Sintering and crystallization of titanium-containing lead borate glasses

The sintering and crystallization of glass powders with chemical composition 47 PbO—38 B₂O₃—15 TiO₂ (mole %) was investigated under non-isothermal conditions by shrinkage measurements, differential thermo-analysis (DTA), X-ray diffraction (XRD), dielectric measurement and positron annihilation (Doppler broadening). The correlation between changes of macroscopic properties and positron annihilation results recommends this method for the detection of structural changes in glasses.     

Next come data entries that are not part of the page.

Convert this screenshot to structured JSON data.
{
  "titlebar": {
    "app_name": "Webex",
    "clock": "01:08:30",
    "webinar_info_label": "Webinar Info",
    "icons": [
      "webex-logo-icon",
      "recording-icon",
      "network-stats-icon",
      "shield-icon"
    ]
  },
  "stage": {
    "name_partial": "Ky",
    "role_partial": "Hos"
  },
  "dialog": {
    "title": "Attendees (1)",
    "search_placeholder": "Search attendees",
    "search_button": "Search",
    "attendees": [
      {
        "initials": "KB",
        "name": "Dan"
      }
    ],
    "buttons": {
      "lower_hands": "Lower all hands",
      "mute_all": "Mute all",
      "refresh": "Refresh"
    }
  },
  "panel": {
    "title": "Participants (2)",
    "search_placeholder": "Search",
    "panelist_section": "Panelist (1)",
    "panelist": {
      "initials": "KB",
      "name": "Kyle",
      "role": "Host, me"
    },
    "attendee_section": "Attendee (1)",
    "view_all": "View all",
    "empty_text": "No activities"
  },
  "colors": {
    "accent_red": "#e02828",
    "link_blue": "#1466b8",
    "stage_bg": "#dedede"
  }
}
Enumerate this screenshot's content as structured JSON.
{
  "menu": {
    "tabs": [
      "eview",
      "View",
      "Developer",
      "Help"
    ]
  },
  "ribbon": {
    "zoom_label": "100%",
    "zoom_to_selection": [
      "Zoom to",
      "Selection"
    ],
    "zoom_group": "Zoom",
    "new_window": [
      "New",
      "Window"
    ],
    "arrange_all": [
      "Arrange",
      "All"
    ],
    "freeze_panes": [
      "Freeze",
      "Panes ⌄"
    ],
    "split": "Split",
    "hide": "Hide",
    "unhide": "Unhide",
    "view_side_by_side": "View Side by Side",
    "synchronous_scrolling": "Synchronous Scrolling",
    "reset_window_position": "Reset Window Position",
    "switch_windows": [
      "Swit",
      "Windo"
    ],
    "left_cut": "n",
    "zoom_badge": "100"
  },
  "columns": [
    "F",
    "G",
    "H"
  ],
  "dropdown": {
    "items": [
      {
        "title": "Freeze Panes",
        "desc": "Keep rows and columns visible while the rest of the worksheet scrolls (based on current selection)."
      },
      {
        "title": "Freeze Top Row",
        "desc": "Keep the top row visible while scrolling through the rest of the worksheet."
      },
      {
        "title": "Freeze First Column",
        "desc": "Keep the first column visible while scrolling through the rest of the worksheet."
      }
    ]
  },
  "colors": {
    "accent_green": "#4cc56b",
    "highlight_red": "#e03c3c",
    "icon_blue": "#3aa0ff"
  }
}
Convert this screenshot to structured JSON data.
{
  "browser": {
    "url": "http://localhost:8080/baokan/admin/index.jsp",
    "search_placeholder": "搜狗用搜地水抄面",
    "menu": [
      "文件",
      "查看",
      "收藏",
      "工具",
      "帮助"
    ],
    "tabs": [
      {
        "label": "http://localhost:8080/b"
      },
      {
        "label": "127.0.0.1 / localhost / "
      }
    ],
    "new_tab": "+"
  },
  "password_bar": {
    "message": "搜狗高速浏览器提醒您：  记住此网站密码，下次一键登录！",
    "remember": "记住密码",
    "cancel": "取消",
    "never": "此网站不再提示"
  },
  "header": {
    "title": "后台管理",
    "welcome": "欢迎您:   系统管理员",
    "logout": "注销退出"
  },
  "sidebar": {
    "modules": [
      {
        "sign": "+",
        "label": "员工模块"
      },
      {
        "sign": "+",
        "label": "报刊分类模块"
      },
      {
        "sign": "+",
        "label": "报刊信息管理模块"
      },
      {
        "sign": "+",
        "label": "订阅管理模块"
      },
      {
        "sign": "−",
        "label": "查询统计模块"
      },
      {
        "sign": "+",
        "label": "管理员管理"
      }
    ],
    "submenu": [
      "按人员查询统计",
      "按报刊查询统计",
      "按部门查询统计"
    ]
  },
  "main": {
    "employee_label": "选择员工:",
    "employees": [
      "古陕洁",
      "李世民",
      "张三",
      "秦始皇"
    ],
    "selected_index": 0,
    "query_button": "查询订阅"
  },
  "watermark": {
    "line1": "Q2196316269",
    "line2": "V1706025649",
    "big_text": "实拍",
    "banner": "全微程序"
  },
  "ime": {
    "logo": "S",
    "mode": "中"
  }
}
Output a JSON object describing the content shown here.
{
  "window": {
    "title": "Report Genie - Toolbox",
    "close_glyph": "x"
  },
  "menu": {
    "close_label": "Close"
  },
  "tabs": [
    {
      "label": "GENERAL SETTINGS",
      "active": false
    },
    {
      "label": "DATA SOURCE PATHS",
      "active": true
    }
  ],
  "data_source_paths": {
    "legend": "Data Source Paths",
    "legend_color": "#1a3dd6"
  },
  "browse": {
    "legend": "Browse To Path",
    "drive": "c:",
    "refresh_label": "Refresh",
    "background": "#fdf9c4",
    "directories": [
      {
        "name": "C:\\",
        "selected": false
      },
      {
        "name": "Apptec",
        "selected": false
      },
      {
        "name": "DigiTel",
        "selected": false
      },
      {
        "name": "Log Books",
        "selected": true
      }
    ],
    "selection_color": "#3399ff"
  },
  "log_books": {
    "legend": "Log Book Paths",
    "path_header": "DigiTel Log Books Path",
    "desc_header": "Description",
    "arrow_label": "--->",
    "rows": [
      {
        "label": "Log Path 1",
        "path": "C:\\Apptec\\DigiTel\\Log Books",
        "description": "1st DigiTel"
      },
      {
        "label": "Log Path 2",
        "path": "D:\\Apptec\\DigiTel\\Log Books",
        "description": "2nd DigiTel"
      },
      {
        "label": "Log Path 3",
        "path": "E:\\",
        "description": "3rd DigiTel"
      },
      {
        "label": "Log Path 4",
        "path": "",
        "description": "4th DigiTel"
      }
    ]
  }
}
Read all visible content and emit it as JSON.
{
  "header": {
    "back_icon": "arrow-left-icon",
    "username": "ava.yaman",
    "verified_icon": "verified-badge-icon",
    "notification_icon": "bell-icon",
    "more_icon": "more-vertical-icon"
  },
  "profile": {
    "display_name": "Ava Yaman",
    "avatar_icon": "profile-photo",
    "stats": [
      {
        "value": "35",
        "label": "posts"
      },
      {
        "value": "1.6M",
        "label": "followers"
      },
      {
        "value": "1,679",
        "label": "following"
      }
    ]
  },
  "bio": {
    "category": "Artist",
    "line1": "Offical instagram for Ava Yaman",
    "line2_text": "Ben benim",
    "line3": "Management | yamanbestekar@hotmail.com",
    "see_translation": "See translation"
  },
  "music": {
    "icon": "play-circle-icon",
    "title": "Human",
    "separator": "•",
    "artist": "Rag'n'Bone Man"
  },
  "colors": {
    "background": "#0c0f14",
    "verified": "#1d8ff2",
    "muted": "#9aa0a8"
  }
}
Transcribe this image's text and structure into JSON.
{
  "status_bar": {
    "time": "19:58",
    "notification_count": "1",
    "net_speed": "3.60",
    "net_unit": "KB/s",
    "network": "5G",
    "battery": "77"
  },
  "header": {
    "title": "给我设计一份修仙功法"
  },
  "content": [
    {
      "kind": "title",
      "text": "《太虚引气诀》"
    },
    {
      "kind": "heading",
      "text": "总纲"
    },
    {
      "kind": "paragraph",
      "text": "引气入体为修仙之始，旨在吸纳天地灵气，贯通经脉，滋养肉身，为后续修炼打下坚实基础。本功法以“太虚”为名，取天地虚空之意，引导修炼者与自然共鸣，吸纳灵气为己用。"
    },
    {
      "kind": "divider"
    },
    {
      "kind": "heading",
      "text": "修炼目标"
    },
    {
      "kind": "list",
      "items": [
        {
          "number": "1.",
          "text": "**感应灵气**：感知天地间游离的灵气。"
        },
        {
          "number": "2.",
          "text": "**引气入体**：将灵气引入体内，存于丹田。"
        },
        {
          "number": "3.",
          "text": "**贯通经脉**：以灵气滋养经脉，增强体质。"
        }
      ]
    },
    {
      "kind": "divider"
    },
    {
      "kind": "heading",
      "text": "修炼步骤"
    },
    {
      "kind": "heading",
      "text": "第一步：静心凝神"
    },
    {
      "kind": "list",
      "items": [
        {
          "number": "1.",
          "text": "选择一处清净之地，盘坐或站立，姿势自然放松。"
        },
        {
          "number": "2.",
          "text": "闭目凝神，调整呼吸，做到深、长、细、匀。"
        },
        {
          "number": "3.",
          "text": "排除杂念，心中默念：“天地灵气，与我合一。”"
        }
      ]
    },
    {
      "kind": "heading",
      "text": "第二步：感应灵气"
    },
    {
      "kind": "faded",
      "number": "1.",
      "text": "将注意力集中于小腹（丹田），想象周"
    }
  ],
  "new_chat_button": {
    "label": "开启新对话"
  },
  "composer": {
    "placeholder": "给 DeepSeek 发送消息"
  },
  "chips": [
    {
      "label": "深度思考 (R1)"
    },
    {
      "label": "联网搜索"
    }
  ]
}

Optical and electrical properties of lead silicate glasses

The optical and electrical properties of PbO-SiO₂ glasses containing 24.6 to 65 mole % PbO have been determined. While the short-wavelength cutoff increases continuously in wavelength with increasing PbO concentration, an abrupt lightening in color is observed in the vicinity of 38–40% PbO. The darker color of glasses containing 30–38% PbO has been associated with a scattering process. The origin of this scattering is discussed and is tentatively identified with the formation of microcrystals of SiO₂ in the glasses. The alternative process of liquid-liquid phase separation seems less likely, but cannot be ruled out with certainty.The electrical conductivity of all glasses investigated exhibits an Arrhenian temperature dependence. The activation energy decreases from about 1.23 eV for the 30% PbO composition to about 1.11 eV for the 50% PbO composition, and remains about constant for glasses containing higher concentrations of PbO. Addition of NH₄Cl or Sb₂O₃ to the batch or use of Pb(NO₃)₂ or Pb₃O₄ instead of PbO as a raw material does not affect the electrical properties. The dielectric constant at 1kHz increases continuously with increasing PbO concentration, from a value in excess of 20 for the 55% PbO composition. The implications of these results for the conduction mechanism in PbO-SiO₂ glasses are discussed.